Non-beta release blocked by getting cudajit 0.4.1 in the opam-repository.

From the CHANGELOG:

Added

  • Implemented the previously-mocked support for half precision (FP16).
    • We work around the missing Ctypes coverage by not using Ctypes.bigarray_start.
    • We check FP16 constants for overflow.
    • We output half precision specific code from the CUDA backend.
  • Finally proper support for mixed precision!
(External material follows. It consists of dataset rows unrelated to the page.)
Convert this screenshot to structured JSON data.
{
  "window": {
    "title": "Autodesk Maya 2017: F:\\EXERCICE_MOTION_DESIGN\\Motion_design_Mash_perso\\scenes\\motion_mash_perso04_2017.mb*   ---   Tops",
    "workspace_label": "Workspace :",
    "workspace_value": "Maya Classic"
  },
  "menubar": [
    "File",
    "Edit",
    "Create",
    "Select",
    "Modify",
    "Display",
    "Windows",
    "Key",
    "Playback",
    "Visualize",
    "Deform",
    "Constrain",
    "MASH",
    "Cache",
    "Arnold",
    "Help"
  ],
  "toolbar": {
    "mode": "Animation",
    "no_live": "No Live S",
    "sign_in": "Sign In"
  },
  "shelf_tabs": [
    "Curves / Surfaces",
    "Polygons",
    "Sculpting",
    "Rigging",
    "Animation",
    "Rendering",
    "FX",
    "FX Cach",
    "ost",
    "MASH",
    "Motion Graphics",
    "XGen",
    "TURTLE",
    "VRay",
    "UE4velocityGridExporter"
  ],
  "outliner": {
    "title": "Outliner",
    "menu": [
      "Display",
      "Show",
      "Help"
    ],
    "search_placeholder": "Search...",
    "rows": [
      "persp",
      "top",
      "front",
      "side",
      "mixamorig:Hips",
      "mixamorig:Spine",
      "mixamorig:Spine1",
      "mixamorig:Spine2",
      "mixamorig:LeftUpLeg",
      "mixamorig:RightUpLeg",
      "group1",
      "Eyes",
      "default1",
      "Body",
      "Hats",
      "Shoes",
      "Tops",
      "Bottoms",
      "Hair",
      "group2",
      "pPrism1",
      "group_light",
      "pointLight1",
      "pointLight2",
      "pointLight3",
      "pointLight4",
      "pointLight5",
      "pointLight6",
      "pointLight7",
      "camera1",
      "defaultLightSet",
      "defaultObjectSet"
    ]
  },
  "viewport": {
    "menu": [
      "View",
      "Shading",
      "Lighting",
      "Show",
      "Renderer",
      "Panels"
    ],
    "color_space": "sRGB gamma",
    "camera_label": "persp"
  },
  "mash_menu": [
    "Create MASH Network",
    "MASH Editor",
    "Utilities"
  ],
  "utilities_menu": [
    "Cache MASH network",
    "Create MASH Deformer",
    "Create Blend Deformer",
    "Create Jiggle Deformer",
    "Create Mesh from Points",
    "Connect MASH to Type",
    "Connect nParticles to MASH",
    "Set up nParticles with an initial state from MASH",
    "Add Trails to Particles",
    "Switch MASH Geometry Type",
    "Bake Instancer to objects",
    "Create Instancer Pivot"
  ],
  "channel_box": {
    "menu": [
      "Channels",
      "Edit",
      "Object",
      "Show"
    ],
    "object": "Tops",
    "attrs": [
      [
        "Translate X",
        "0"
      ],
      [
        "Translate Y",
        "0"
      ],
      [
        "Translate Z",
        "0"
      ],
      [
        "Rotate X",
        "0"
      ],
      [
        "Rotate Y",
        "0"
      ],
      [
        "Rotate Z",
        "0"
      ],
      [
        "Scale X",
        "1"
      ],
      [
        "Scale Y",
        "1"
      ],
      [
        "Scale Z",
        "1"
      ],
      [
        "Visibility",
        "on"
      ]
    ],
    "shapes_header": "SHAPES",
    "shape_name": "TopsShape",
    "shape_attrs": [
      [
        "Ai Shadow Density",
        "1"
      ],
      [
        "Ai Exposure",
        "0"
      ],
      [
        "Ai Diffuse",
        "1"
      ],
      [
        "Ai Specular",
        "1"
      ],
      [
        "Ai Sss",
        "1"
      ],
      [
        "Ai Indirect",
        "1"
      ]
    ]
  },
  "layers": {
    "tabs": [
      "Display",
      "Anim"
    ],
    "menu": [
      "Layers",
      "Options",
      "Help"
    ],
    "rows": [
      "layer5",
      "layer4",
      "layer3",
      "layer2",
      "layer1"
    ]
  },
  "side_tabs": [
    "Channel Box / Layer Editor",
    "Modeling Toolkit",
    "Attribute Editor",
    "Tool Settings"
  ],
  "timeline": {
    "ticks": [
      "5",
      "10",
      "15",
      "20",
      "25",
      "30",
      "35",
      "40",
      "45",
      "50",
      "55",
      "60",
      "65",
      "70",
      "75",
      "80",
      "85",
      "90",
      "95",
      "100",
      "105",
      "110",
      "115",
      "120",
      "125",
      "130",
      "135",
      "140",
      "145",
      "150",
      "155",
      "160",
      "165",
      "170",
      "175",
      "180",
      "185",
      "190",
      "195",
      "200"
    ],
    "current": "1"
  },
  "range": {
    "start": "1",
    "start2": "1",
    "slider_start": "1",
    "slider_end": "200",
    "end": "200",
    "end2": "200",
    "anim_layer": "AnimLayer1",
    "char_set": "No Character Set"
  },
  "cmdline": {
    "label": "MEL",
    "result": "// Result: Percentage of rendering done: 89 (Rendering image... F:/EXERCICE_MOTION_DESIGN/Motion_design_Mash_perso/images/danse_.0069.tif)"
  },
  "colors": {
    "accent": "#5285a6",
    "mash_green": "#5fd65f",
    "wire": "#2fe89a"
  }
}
Lazy precision defaults and delayed precision setting via Tnode.update_prec.
  • A placeholder nn_blocks.ml hinting at an intended design pattern for model components.
  • A memory model for the multiple virtual devices per physical device setup, implemented in the CUDA backend.
    • It fixes the CUDA backend behavior in the data parallelism benchmark.

Changed

  • Removed the pipes_cc, pipes_gccjit backends (Pipes_multicore_backend) -- I had fixed Pipes_multicore_backend by using the poll library instead of Unix.select, but it turns out to be very very slow.

Fixed

  • Log levels related de-confusion:
    • Critical bug: logging of computation traces was not properly converted to ppx_minidebug 2.0.
    • Properly restore log_level and inform about its setting.
    • By default do not log from tests.
    • debug_log_from_routines should only happen when log_level > 1.
  • Bugs in Multicore_backend: await was not checking queue emptiness, worker's Condition.broadcast was non-atomically guarded (doesn't need to be), possible deadloop due to the lockfree queue -- now replaced with saturn_lockfree.
  • Reduced busy-waiting inside c_compile_and_load, propagating compilation errors now instead of infinite loop on error.
  • Fixed loss of significant digits for small numbers when outputting files.
  • Added missing mixed-precision conversions in the C_syntax backend builder.
  • Restored the functionality of debug logging from the cuda backend.